In internal business systems, when the number of users is comparably small and the authentication process is controlled by the in-house team, the recovery process can be manual or semi-manual, which takes more time but provides much better security.
Secondly, man-in-the-middle attacks and SMS intercepting are two threats that the standard 2FA mechanism is vulnerable to. Cyber criminals may use different forms of MITM attacks to intercept internet connections, redirect victims to a fake website or application, and steal legitimate one-time passcodes. Attackers can also use SIM cloning techniques and various malware to hijack messages with verification codes. In fact, SMS interception was what made the Reddit hack possible in 2018.
One possible solution to these challenges is to implement MFA in conjunction with more sophisticated tools and functionalities, such as a token-based SMS system (as opposed to the regular mobile phone-based systems), behavioral biometrics, and data encryption. But even though two-factor authentication has its limitations, the benefits of this cybersecurity practice should not be underestimated.
When two-factor authentication is used
Is 2FA a must for you?
For regular users, using 2FA to protect their personal data is optional. Today, you can switch on MFA for many social media platforms including Facebook, Twitter, LinkedIn, and Instagram. It’s also available for Dropbox, Google products, Microsoft systems, and many other popular solutions and cloud-based platforms.
For businesses, however, multi-factor authentication, and 2FA in particular, is a recommended practice and, in some cases, even a regulatory requirement. For example, PCI DSS requirement 8.3 (from version 3.2) prescribes the use of multi-factor authentication for all network access to the card data environment, both remotely from outside the network and within the trusted network. The use of MFA is also required by NIST.
According to the best security practices, here are the four types of tasks that this enhanced identity validation should be used for:
- Confirmation of critical actions and transactions
- Access to critical endpoints
- Access to critical data
- Secondary authentication for shared accounts
Although these tasks are naturally interconnected, we distinguish them to better specify the business processes in which multi-factor authentication is required.

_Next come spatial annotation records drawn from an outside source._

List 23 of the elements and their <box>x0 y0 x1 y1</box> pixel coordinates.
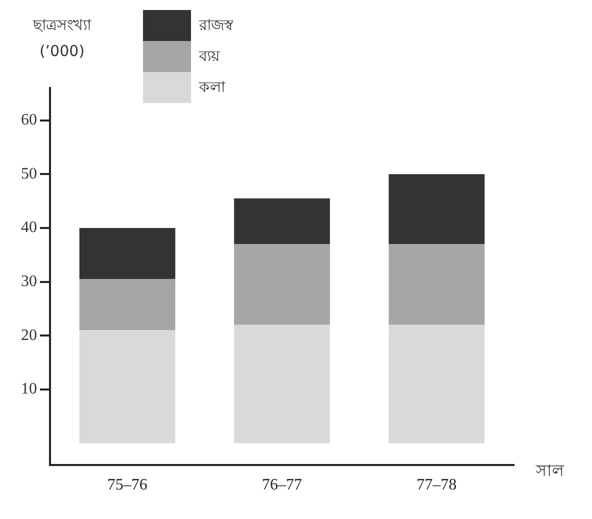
legend-label: রাজস্ব <box>199 15 233 36</box>
bar <box>388 174 485 244</box>
legend-label: কলা <box>199 77 225 98</box>
bar <box>234 244 330 325</box>
x-tick-label: 75–76 <box>107 476 148 494</box>
legend-label: ব্যয় <box>199 46 220 67</box>
y-tick-label: 60 <box>21 112 37 128</box>
bar <box>388 324 485 444</box>
bar <box>79 330 176 444</box>
bar <box>234 198 330 244</box>
bar <box>79 228 176 280</box>
bar <box>79 279 176 330</box>
x-tick-label: 77–78 <box>416 476 457 494</box>
y-axis-title: ছাত্রসংখ্যা (’000) <box>32 15 92 62</box>
bar <box>234 324 330 444</box>
y-tick-label: 20 <box>21 326 37 344</box>
y-tick-label: 30 <box>21 272 37 290</box>
x-tick-label: 76–77 <box>262 476 302 494</box>
x-axis-title: সাল <box>536 460 564 482</box>
y-tick-label: 50 <box>21 165 37 182</box>
y-tick-label: 40 <box>21 219 37 236</box>
y-tick-label: 10 <box>21 380 37 398</box>
bar <box>388 244 485 325</box>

Benefit from Ekran System’s free 2FA solution
You can implement true MFA capabilities with Ekran System's free 2FA tool. Ekran System delivers built-in two-factor authentication options for protecting valuable corporate assets as part of our growing set of identity and access management solutions.

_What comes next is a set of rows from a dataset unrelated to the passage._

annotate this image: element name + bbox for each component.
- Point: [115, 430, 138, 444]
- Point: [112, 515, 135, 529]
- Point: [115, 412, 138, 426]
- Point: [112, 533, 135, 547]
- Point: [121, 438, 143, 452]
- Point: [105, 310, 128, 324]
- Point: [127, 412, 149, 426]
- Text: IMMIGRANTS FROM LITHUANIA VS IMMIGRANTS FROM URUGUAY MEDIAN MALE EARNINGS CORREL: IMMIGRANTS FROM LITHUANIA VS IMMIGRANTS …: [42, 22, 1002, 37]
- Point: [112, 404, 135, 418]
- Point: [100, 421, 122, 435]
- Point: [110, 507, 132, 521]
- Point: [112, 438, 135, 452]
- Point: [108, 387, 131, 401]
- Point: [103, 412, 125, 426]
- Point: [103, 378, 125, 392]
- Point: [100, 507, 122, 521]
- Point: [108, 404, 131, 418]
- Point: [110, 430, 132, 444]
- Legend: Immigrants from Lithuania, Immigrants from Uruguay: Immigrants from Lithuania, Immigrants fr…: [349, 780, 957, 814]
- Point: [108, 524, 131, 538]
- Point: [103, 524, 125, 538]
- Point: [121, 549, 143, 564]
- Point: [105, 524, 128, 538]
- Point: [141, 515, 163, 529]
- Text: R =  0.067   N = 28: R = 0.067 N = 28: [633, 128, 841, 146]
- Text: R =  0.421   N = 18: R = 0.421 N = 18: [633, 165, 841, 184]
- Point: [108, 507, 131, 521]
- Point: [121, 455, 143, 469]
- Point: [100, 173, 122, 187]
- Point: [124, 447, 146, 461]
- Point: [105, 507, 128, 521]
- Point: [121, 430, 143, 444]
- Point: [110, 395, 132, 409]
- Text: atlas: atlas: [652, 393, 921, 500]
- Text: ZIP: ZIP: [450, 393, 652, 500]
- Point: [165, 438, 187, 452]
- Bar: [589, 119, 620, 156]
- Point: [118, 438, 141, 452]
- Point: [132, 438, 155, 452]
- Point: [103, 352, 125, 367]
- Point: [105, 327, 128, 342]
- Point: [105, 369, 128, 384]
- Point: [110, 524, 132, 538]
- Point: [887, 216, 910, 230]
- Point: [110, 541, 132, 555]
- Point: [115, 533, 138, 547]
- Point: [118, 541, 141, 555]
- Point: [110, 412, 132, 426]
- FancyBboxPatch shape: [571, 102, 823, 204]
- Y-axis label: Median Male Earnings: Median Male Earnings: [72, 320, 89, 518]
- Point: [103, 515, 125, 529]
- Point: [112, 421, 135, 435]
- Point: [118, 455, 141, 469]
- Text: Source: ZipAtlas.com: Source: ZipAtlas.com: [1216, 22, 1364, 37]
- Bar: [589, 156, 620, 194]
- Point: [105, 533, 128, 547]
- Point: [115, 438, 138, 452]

Our 2FA tool uses centrally managed TOTP-based authentication as the second authentication factor. Verification codes can be sent to Android and iOS devices via either the Google Authenticator or Microsoft Authenticator app. Plus, you can enable 2FA functionality on any Windows and Linux server with an Ekran System client installed.
Also, you can also use Hideez key as an alternative to Ekran System 2FA functionality.

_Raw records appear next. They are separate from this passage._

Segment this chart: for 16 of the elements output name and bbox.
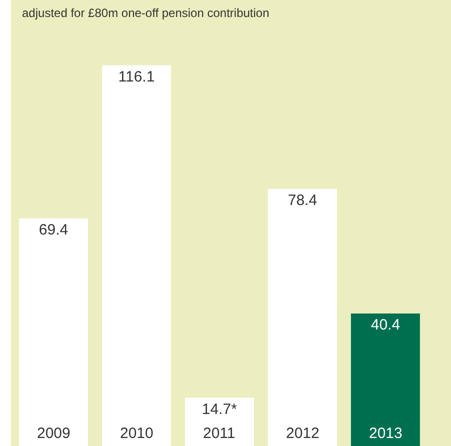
x-tick-label: 2009 <box>37 425 70 442</box>
bar <box>18 218 88 446</box>
data-label: 116.1 <box>118 68 155 86</box>
annotation: adjusted for £80m one-off pension contribution <box>22 6 270 20</box>
x-tick-label: 2011 <box>203 425 236 442</box>
bar <box>350 314 420 446</box>
x-tick-label: 2010 <box>120 425 154 442</box>
x-tick-label: 2012 <box>286 425 320 442</box>
x-tick-label: 2013 <box>369 425 402 442</box>
data-label: 78.4 <box>288 192 318 209</box>
bar <box>268 188 337 446</box>
data-label: 40.4 <box>370 316 400 334</box>
bar <box>102 65 171 446</box>
bar <box>184 398 254 446</box>
data-label: 69.4 <box>38 221 68 238</box>
data-label: 14.7* <box>202 400 238 418</box>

Two-factor authentication is essential for ensuring a proper level of access granularity and user identity verification. Contrary to common belief, multi-factor authentication and multi-step authentication are not the same. The distinctive characteristic of true MFA is the use of at least two out of three identity verification factors: knowledge, possession, inheritance.
Ekran System offers a free 2FA tool based on the factors of knowledge (user credentials) and possession (a verified user device). This combination of factors is effective, cost-saving, and comfortable, as a user’s mobile phone is all you need to verify their identity.
With the help of Ekran System’s 2FA tool, you can protect critical systems and endpoints, limit access to valuable data, and add one more layer of identity verification to the login procedures of privileged users, remote employees, and third parties.